Overall, the intake system on the LS2 flows upwards of 15% more air than the LS6 intake system.
That being said, the intake manifold by itself is a different story. When you remove the rest of the induction system and compare just the intake manifolds, the LS6 has a superior intake manifold in a stock form which is preferred by many enthusiasts who like to swap LS parts around.
Up this point, the LS6 has had better or equal components than the LS2. It has a bigger cam, marginally better cylinder heads, and a better intake manifold. The LS2 wins when it comes to displacement, but there is another thing that we need to look at which is pricing.
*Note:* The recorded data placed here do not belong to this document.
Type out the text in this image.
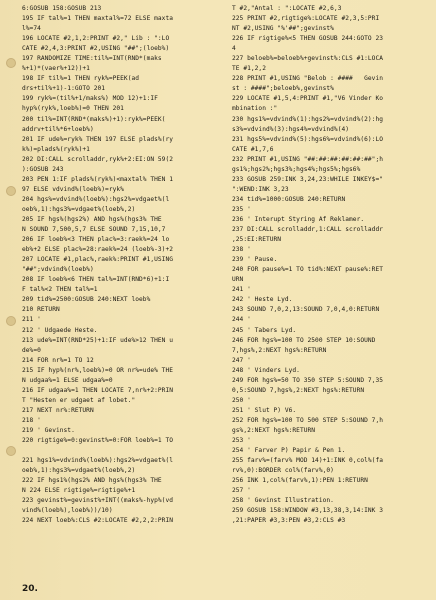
6:GOSUB 158:GOSUB 213
195 IF tal%=1 THEN maxtal%=72 ELSE maxta
l%=74
196 LOCATE #2,1,2:PRINT #2," Lib : ":LO
CATE #2,4,3:PRINT #2,USING "##";(loeb%)
197 RANDOMIZE TIME:til%=INT(RND*(maks
%+1)*(vaer%+12))+1
198 IF til%=1 THEN ryk%=PEEK(ad
drs+til%+1)-1:GOTO 201
199 ryk%=(til%+1/maks%) MOD 12)+1:IF
hyp%(ryk%,loeb%)=0 THEN 201
200 til%=INT(RND*(maks%)+1):ryk%=PEEK(
addrv+til%*6+loeb%)
201 IF ude%=ryk% THEN 197 ELSE plads%(ry
k%)=plads%(ryk%)+1
202 DI:CALL scrolladdr,ryk%+2:EI:ON 59(2
):GOSUB 243
203 PEN 1:IF plads%(ryk%)<maxtal% THEN 1
97 ELSE vdvind%(loeb%)=ryk%
204 hgs%=vdvind%(loeb%):hgs2%=vdgaet%(l
oeb%,1):hgs3%=vdgaet%(loeb%,2)
205 IF hgs%(hgs2%) AND hgs%(hgs3% THE
N SOUND 7,500,5,7 ELSE SOUND 7,15,10,7
206 IF loeb%<3 THEN plac%=3:raek%=24 lo
eb%+2 ELSE plac%=28:raek%=24 (loeb%-3)+2
207 LOCATE #1,plac%,raek%:PRINT #1,USING
"##";vdvind%(loeb%)
208 IF loeb%<6 THEN tal%=INT(RND*6)+1:I
F tal%<2 THEN tal%=1
209 tid%=2500:GOSUB 240:NEXT loeb%
210 RETURN
211 '
212 ' Udgaede Heste.
213 ude%=INT(RND*25)+1:IF ude%>12 THEN u
de%=0
214 FOR nr%=1 TO 12
215 IF hyp%(nr%,loeb%)=0 OR nr%=ude% THE
N udgaa%=1 ELSE udgaa%=0
216 IF udgaa%=1 THEN LOCATE 7,nr%+2:PRIN
T "Hesten er udgaet af lobet."
217 NEXT nr%:RETURN
218 '
219 ' Gevinst.
220 rigtige%=0:gevinst%=0:FOR loeb%=1 TO
221 hgs1%=vdvind%(loeb%):hgs2%=vdgaet%(l
oeb%,1):hgs3%=vdgaet%(loeb%,2)
222 IF hgs1%(hgs2% AND hgs%(hgs3% THE
N 224 ELSE rigtige%=rigtige%+1
223 gevinst%=gevinst%+INT((maks%-hyp%(vd
vind%(loeb%),loeb%))/10)
224 NEXT loeb%:CLS #2:LOCATE #2,2,2:PRIN
T #2,"Antal : ":LOCATE #2,6,3
225 PRINT #2,rigtige%:LOCATE #2,3,5:PRI
NT #2,USING "%'##";gevinst%
226 IF rigtige%<5 THEN GOSUB 244:GOTO 23
4
227 beloeb%=beloeb%+gevinst%:CLS #1:LOCA
TE #1,2,2
228 PRINT #1,USING "Belob : ####   Gevin
st : ####";beloeb%,gevinst%
229 LOCATE #1,5,4:PRINT #1,"V6 Vinder Ko
mbination :"
230 hgs1%=vdvind%(1):hgs2%=vdvind%(2):hg
s3%=vdvind%(3):hgs4%=vdvind%(4)
231 hgs5%=vdvind%(5):hgs6%=vdvind%(6):LO
CATE #1,7,6
232 PRINT #1,USING "##:##:##:##:##:##";h
gs1%;hgs2%;hgs3%;hgs4%;hgs5%;hgs6%
233 GOSUB 259:INK 3,24,23:WHILE INKEY$="
":WEND:INK 3,23
234 tid%=1000:GOSUB 240:RETURN
235 '
236 ' Interupt Styring Af Reklamer.
237 DI:CALL scrolladdr,1:CALL scrolladdr
,25:EI:RETURN
238 '
239 ' Pause.
240 FOR pause%=1 TO tid%:NEXT pause%:RET
URN
241 '
242 ' Heste Lyd.
243 SOUND 7,0,2,13:SOUND 7,0,4,0:RETURN
244 '
245 ' Tabers Lyd.
246 FOR hgs%=100 TO 2500 STEP 10:SOUND
7,hgs%,2:NEXT hgs%:RETURN
247 '
248 ' Vinders Lyd.
249 FOR hgs%=50 TO 350 STEP 5:SOUND 7,35
0,5:SOUND 7,hgs%,2:NEXT hgs%:RETURN
250 '
251 ' Slut P) V6.
252 FOR hgs%=100 TO 500 STEP 5:SOUND 7,h
gs%,2:NEXT hgs%:RETURN
253 '
254 ' Farver P) Papir & Pen 1.
255 farv%=(farv% MOD 14)+1:INK 0,col%(fa
rv%,0):BORDER col%(farv%,0)
256 INK 1,col%(farv%,1):PEN 1:RETURN
257 '
258 ' Gevinst Illustration.
259 GOSUB 158:WINDOW #3,13,38,3,14:INK 3
,21:PAPER #3,3:PEN #3,2:CLS #3
20.
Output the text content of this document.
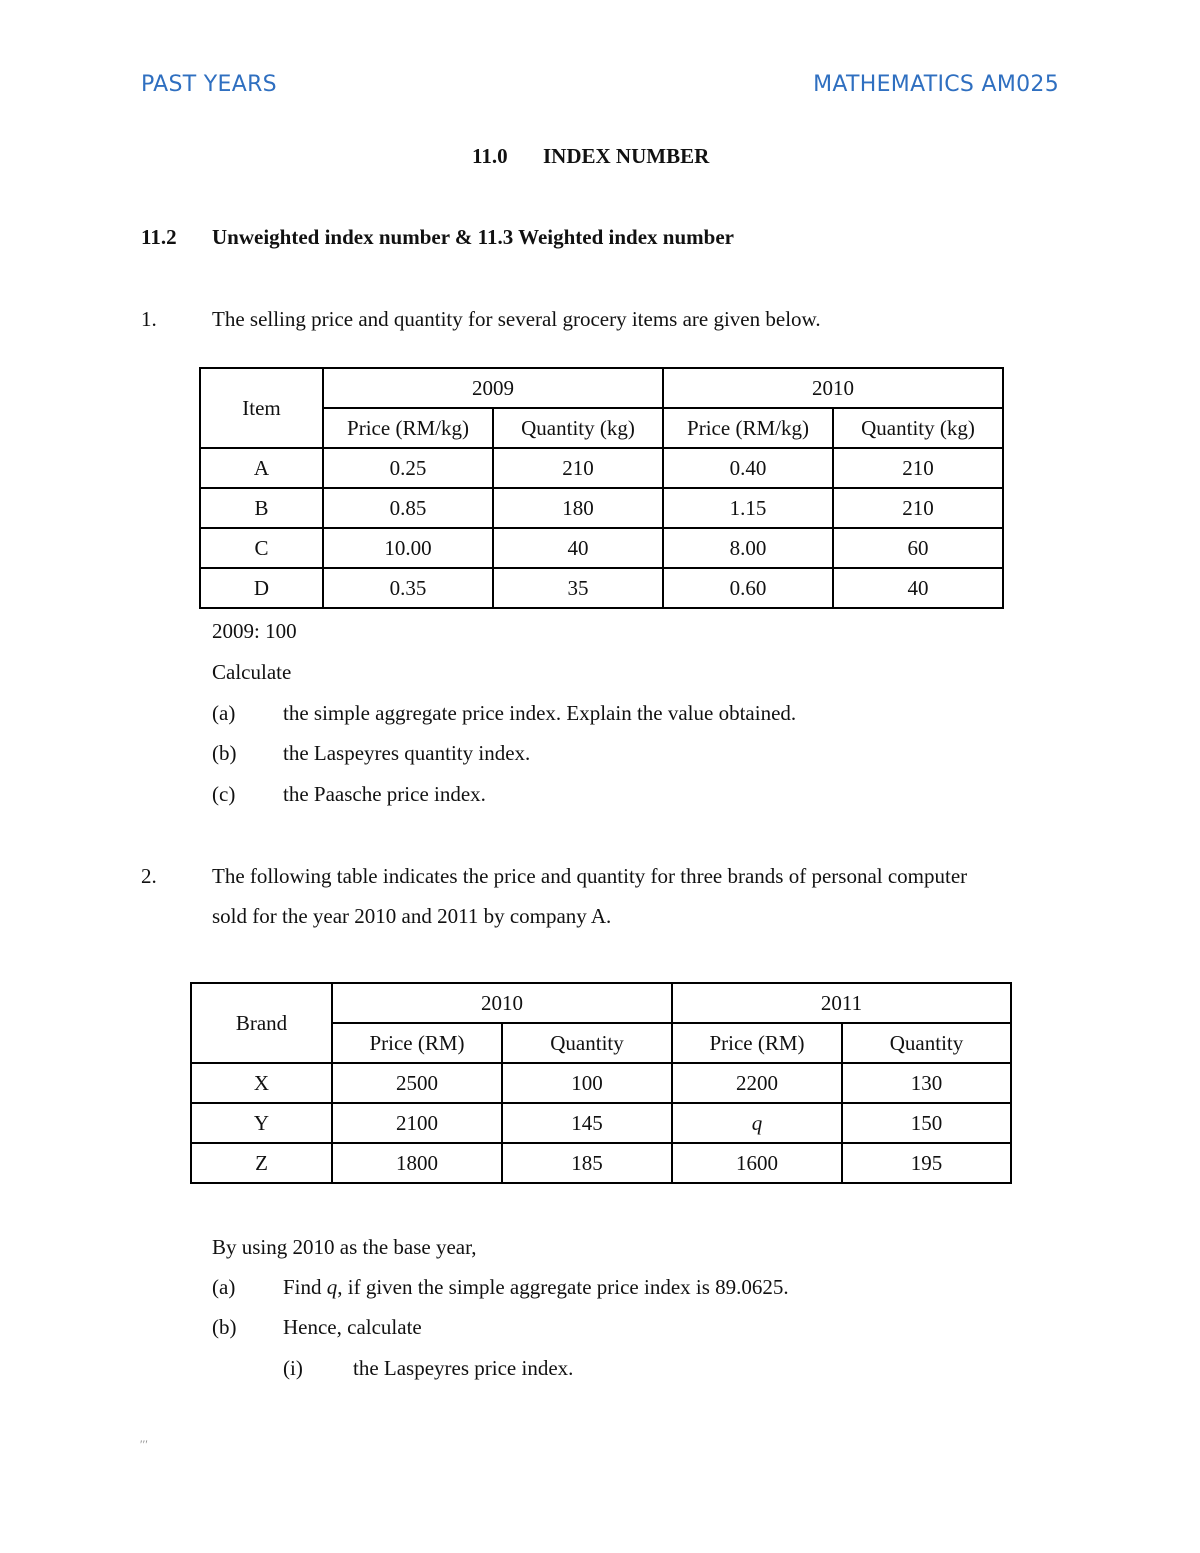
PAST YEARS	MATHEMATICS AM025
11.0 INDEX NUMBER
11.2 Unweighted index number & 11.3 Weighted index number
1.	The selling price and quantity for several grocery items are given below.
Item	2009		2010	
	Price (RM/kg)	Quantity (kg)	Price (RM/kg)	Quantity (kg)
A	0.25	210	0.40	210
B	0.85	180	1.15	210
C	10.00	40	8.00	60
D	0.35	35	0.60	40
2009: 100
Calculate
(a) the simple aggregate price index. Explain the value obtained.
(b) the Laspeyres quantity index.
(c) the Paasche price index.
2.	The following table indicates the price and quantity for three brands of personal computer
sold for the year 2010 and 2011 by company A.
Brand	2010		2011	
	Price (RM)	Quantity	Price (RM)	Quantity
X	2500	100	2200	130
Y	2100	145	q	150
Z	1800	185	1600	195
By using 2010 as the base year,
(a) Find q, if given the simple aggregate price index is 89.0625.
(b) Hence, calculate
(i) the Laspeyres price index.
′′′
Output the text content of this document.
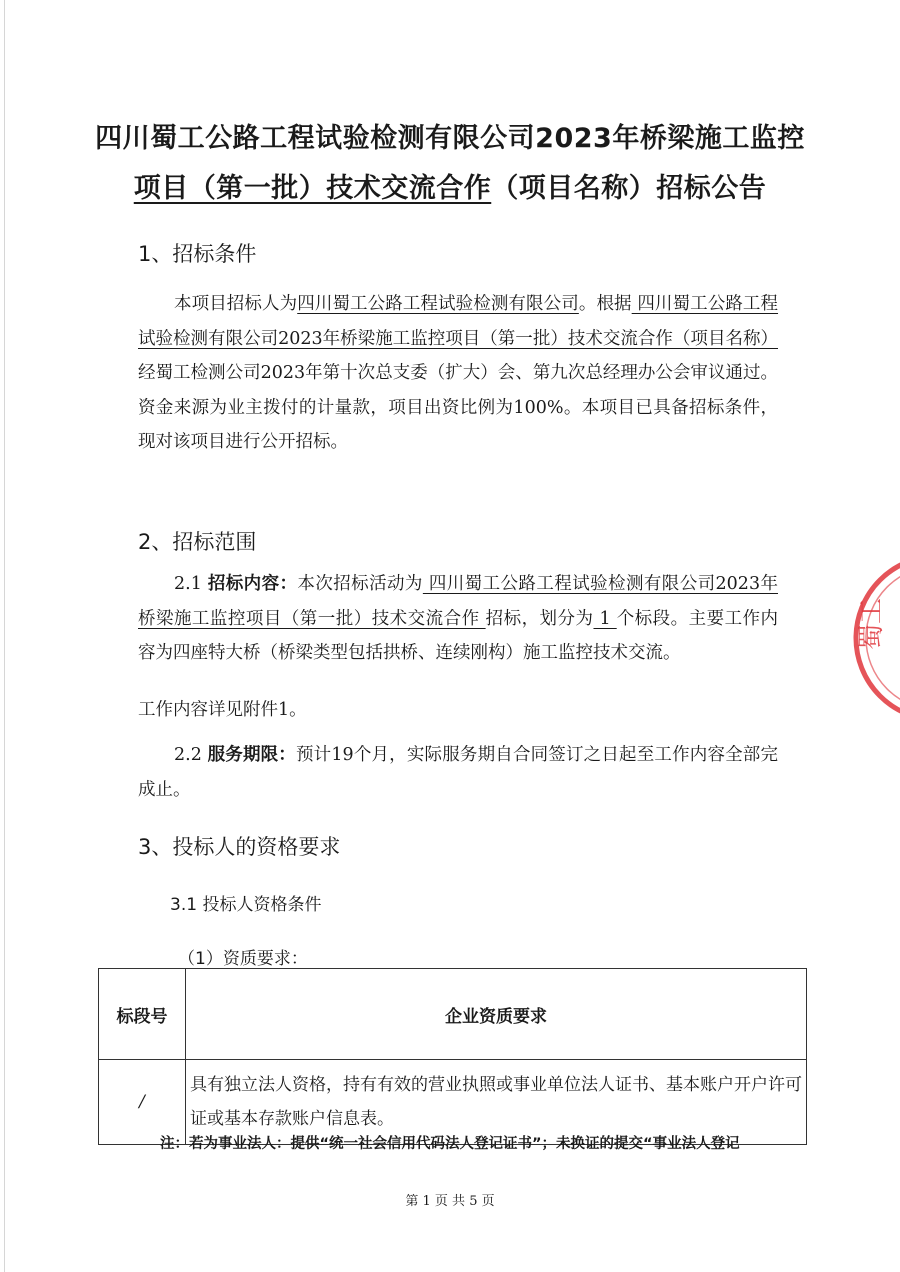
四川蜀工公路工程试验检测有限公司2023年桥梁施工监控
项目（第一批）技术交流合作（项目名称）招标公告
1、招标条件
本项目招标人为四川蜀工公路工程试验检测有限公司。根据 四川蜀工公路工程试验检测有限公司2023年桥梁施工监控项目（第一批）技术交流合作（项目名称）经蜀工检测公司2023年第十次总支委（扩大）会、第九次总经理办公会审议通过。资金来源为业主拨付的计量款，项目出资比例为100%。本项目已具备招标条件，现对该项目进行公开招标。
2、招标范围
2.1 招标内容：本次招标活动为 四川蜀工公路工程试验检测有限公司2023年桥梁施工监控项目（第一批）技术交流合作 招标，划分为 1 个标段。主要工作内容为四座特大桥（桥梁类型包括拱桥、连续刚构）施工监控技术交流。
工作内容详见附件1。
2.2 服务期限：预计19个月，实际服务期自合同签订之日起至工作内容全部完成止。
3、投标人的资格要求
3.1 投标人资格条件
（1）资质要求：
标段号	企业资质要求
/	具有独立法人资格，持有有效的营业执照或事业单位法人证书、基本账户开户许可证或基本存款账户信息表。
注：若为事业法人：提供“统一社会信用代码法人登记证书”；未换证的提交“事业法人登记
第 1 页 共 5 页
蜀工
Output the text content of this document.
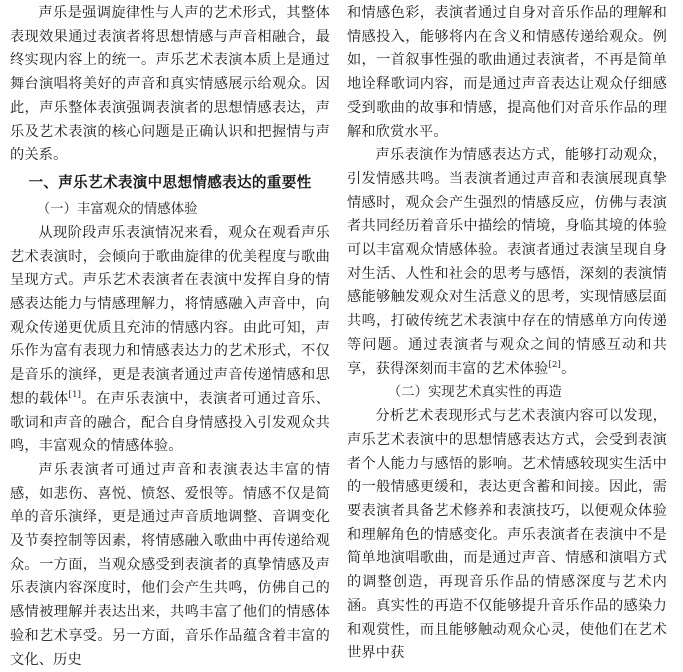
声乐是强调旋律性与人声的艺术形式，其整体表现效果通过表演者将思想情感与声音相融合，最终实现内容上的统一。声乐艺术表演本质上是通过舞台演唱将美好的声音和真实情感展示给观众。因此，声乐整体表演强调表演者的思想情感表达，声乐及艺术表演的核心问题是正确认识和把握情与声的关系。

一、声乐艺术表演中思想情感表达的重要性
（一）丰富观众的情感体验

从现阶段声乐表演情况来看，观众在观看声乐艺术表演时，会倾向于歌曲旋律的优美程度与歌曲呈现方式。声乐艺术表演者在表演中发挥自身的情感表达能力与情感理解力，将情感融入声音中，向观众传递更优质且充沛的情感内容。由此可知，声乐作为富有表现力和情感表达力的艺术形式，不仅是音乐的演绎，更是表演者通过声音传递情感和思想的载体[1]。在声乐表演中，表演者可通过音乐、歌词和声音的融合，配合自身情感投入引发观众共鸣，丰富观众的情感体验。

声乐表演者可通过声音和表演表达丰富的情感，如悲伤、喜悦、愤怒、爱恨等。情感不仅是简单的音乐演绎，更是通过声音质地调整、音调变化及节奏控制等因素，将情感融入歌曲中再传递给观众。一方面，当观众感受到表演者的真挚情感及声乐表演内容深度时，他们会产生共鸣，仿佛自己的感情被理解并表达出来，共鸣丰富了他们的情感体验和艺术享受。另一方面，音乐作品蕴含着丰富的文化、历史

和情感色彩，表演者通过自身对音乐作品的理解和情感投入，能够将内在含义和情感传递给观众。例如，一首叙事性强的歌曲通过表演者，不再是简单地诠释歌词内容，而是通过声音表达让观众仔细感受到歌曲的故事和情感，提高他们对音乐作品的理解和欣赏水平。

声乐表演作为情感表达方式，能够打动观众，引发情感共鸣。当表演者通过声音和表演展现真挚情感时，观众会产生强烈的情感反应，仿佛与表演者共同经历着音乐中描绘的情境，身临其境的体验可以丰富观众情感体验。表演者通过表演呈现自身对生活、人性和社会的思考与感悟，深刻的表演情感能够触发观众对生活意义的思考，实现情感层面共鸣，打破传统艺术表演中存在的情感单方向传递等问题。通过表演者与观众之间的情感互动和共享，获得深刻而丰富的艺术体验[2]。

（二）实现艺术真实性的再造

分析艺术表现形式与艺术表演内容可以发现，声乐艺术表演中的思想情感表达方式，会受到表演者个人能力与感悟的影响。艺术情感较现实生活中的一般情感更缓和，表达更含蓄和间接。因此，需要表演者具备艺术修养和表演技巧，以便观众体验和理解角色的情感变化。声乐表演者在表演中不是简单地演唱歌曲，而是通过声音、情感和演唱方式的调整创造，再现音乐作品的情感深度与艺术内涵。真实性的再造不仅能够提升音乐作品的感染力和观赏性，而且能够触动观众心灵，使他们在艺术世界中获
On paper, the LS6 is the better in most categories, but when you consider the cost of buying one of the engines, the LS2 is the better engine. To put it simply, the rarity of the LS6 simply makes it more expensive to buy used.
That being said, the LS2 is also expensive compared to cheaper LS engines like LQ or LM truck motors.
What makes the LS2 popular with engine builders is that the block is compatible with the high flowing and desirable L92 cylinder heads.
The larger, 4.00-inch bore of the LS2 enables it to use LS1/LS6 heads, as well as L92-style heads. The LS6 on the other hand is pretty limited as far as head options because of the smaller bore.
Which One is Better?
So, to answer the question of “which one is better?”. The LS6 has a has bigger camshaft, better intake manifold, and marginally better cylinder heads.
The LS2 has more displacement and is cheaper to buy used. Stock vs stock, I’d say the LS6 is better, but in the real world, you’d probably be better off with an LS2 and some aftermarket parts like a bigger cam and some mild head work.